Le Korea Herald, citant des experts du secteur, a montré que le site ne disposait pas d'une architecture permettant un basculement en temps réel entre deux serveurs. Citant le ministre de l'Intérieur, Yun Ho-jung, l'article du journal coréen ajoute que la relocalisation des 96 systèmes détruits vers une infrastructure cloud située ailleurs prendrait quatre semaines, soit le double des estimations initiales.

« La récente panne confirme que la centralisation excessive favorise la vulnérabilité systémique », dit Tanvi Rai. Les entreprises devraient s'orienter vers une topologie hybride, en conservant des installations centrales évolutives lorsque cela est nécessaire, mais en les associant à des noeuds de basculement répartis régionalement, à une segmentation des services et à une reprise après sinistre intégrée. »

Tester et retester les plans de reprise

Kasthuri Jagadeesan, directrice de recherche chez Everest Group, indique que les entreprises devraient auditer les risques liés à la centralisation des systèmes en cartographiant les interdépendances entre les onduleurs, les systèmes de refroidissement et les zones d'alimentation partagée. « Le cas du NIRS illustre que la redondance seule ne peut pas protéger contre une compartimentation insuffisante », dit-elle, soulignant que les pannes peuvent coûter des millions par heure.

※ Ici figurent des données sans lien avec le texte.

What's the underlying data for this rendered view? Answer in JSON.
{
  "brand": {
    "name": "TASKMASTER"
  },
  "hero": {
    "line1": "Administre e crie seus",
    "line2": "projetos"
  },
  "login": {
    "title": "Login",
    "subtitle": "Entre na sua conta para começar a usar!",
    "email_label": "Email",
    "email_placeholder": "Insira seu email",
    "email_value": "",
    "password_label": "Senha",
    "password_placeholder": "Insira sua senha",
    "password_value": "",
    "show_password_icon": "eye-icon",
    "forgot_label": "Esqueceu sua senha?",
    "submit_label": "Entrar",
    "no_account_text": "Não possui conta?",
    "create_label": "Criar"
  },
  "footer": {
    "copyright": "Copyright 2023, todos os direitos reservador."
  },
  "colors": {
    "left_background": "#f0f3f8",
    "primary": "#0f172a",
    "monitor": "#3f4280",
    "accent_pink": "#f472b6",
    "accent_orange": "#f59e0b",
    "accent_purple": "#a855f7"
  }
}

« La redondance géographique n'est efficace que si les processus de bascule sont testés et que le personnel est formé à les exécuter sous pression, ajoute Mikhail Jaura. Les DSI doivent valider que les plans de reprise après sinistre sont opérationnels et non théoriques. Cela implique des tests réguliers et réalistes, un engagement de plusieurs fonctions dans l'entreprise et une amélioration continue. »

Pour Tanvi Rai, « ce qui est susceptible de changer, c'est que les entreprises exigeront des certifications de sécurité et une responsabilisation des fournisseurs plus strictes, et accéléreront les investissements dans la planification de la reprise après sinistre, la redondance géographique et les frameworks de résilience. »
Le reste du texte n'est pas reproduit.